4. Nie chciałbym, żeby przez to, co teraz napiszę, został określony mianem "adwokata diabła". Ale jeśli w opisanym na początku przypadku mamy do czynienia z zaniedbanym koniem, to jak nazwać to, co widać na zdjęciu poniżej ?...





Albo: jak to się ma do sprawy zwierząt, które padły zagłodzone przez Stephena Drew ?



Jak w świetle o wiele bardziej drastycznych spraw ocenić postępowanie poprzedniego właściciela klaczy ? Piszę o tym celowo, bo choć jego wina jest dla mnie oczywista, a o nim samym nie mogę mieć w żaden sposób dobrego zdania, to jednak wiadomo, że są od niego ludzie zdecydowanie gorsi...
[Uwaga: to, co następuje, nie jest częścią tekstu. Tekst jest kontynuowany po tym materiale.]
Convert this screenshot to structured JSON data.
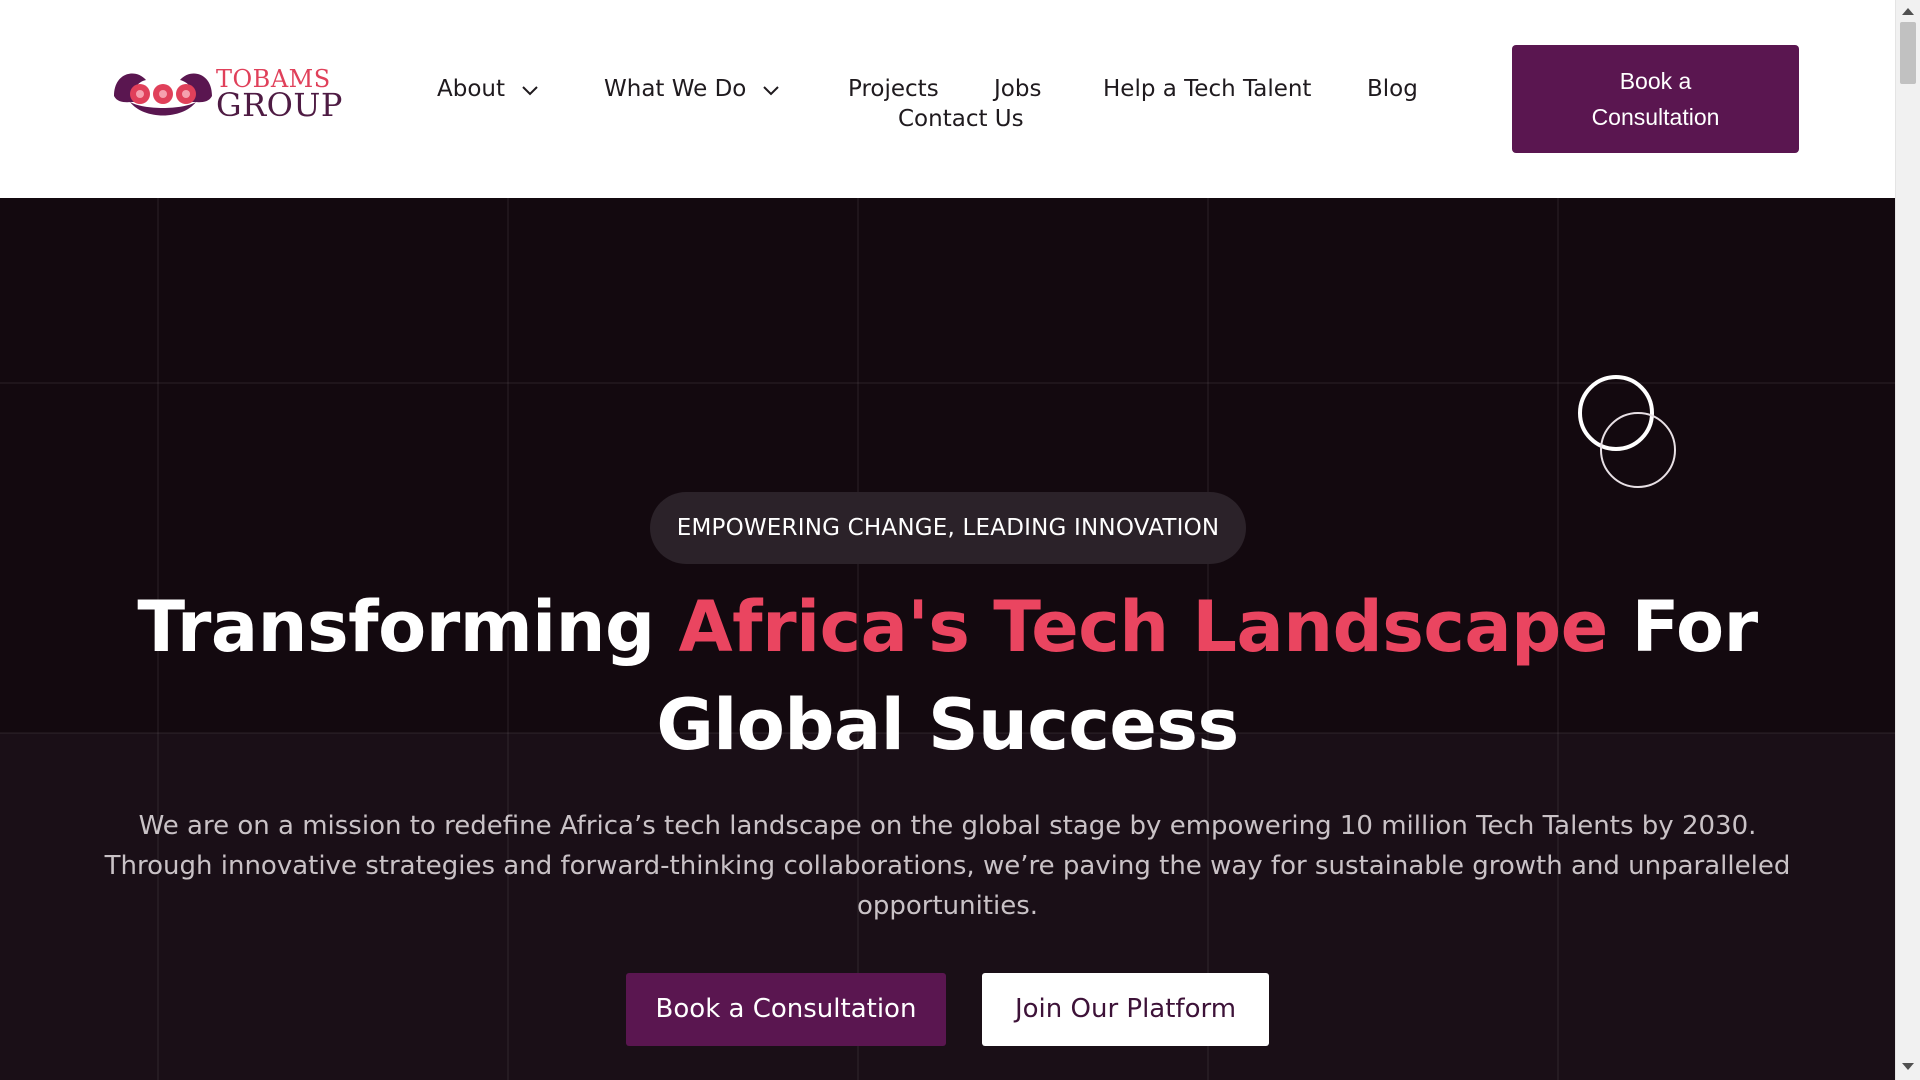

5. No i wreszcie (abstrahując od opisanego tu przypadku) najważniejsze pytanie: jak zapewnić zwierzęciu godziwe życie na starość ? Oczywiście najlepiej jest, jeśli swojemu koniowi zapewnimy dobre życie aż do końca. Ale jednocześnie uczciwie trzeba powiedzieć, że różnie w życiu bywa, że nie zawsze i nie każdego stać na zapewnienie koniowi godnej emerytury, że finanse mogą nie pozwalać na utrzymanie starego, z punktu widzenia ośrodka bezproduktywnego zwierzęcia, które w dodatku u kresu życia może wymagać kosztownych leków i zabiegów. Co wtedy ? Humanitarny ubój konia ? Jest to jakieś rozwiązanie, choć jak dla mnie zdecydowanie niesprawiedliwe, a wręcz nieetyczne. Oddanie do jakiejś fundacji, czy schroniska ? Ależ w ten sposób błyskawicznie zapchamy te instytucje zwierzęcymi emerytami, tak, jak to ma ma miejsce w przypadku schronisk dla psów ! To jest "spychologia", pozbywanie się kłopotu lekką ręką ! Oddanie komuś jako zwierzęcia dla towarzystwa lub do reprodukcji ? No owszem, ale jak często trafi się nam taki dobrodziej ? I co będzie, jeśli ów dobrodziej okaże się człowiekiem niewłaściwym, nieodpowiedzialnym, lub jeszcze gorzej ? No więc co ? Nie wiem... Pozostaje mi mieć tylko nadzieję, że zawsze będzie mnie stać na zapewnienie naszym zwierzętom przyzwoitych warunków bytowych i że inni również będą mieli i środki, i wolę, by je swoim zapewnić.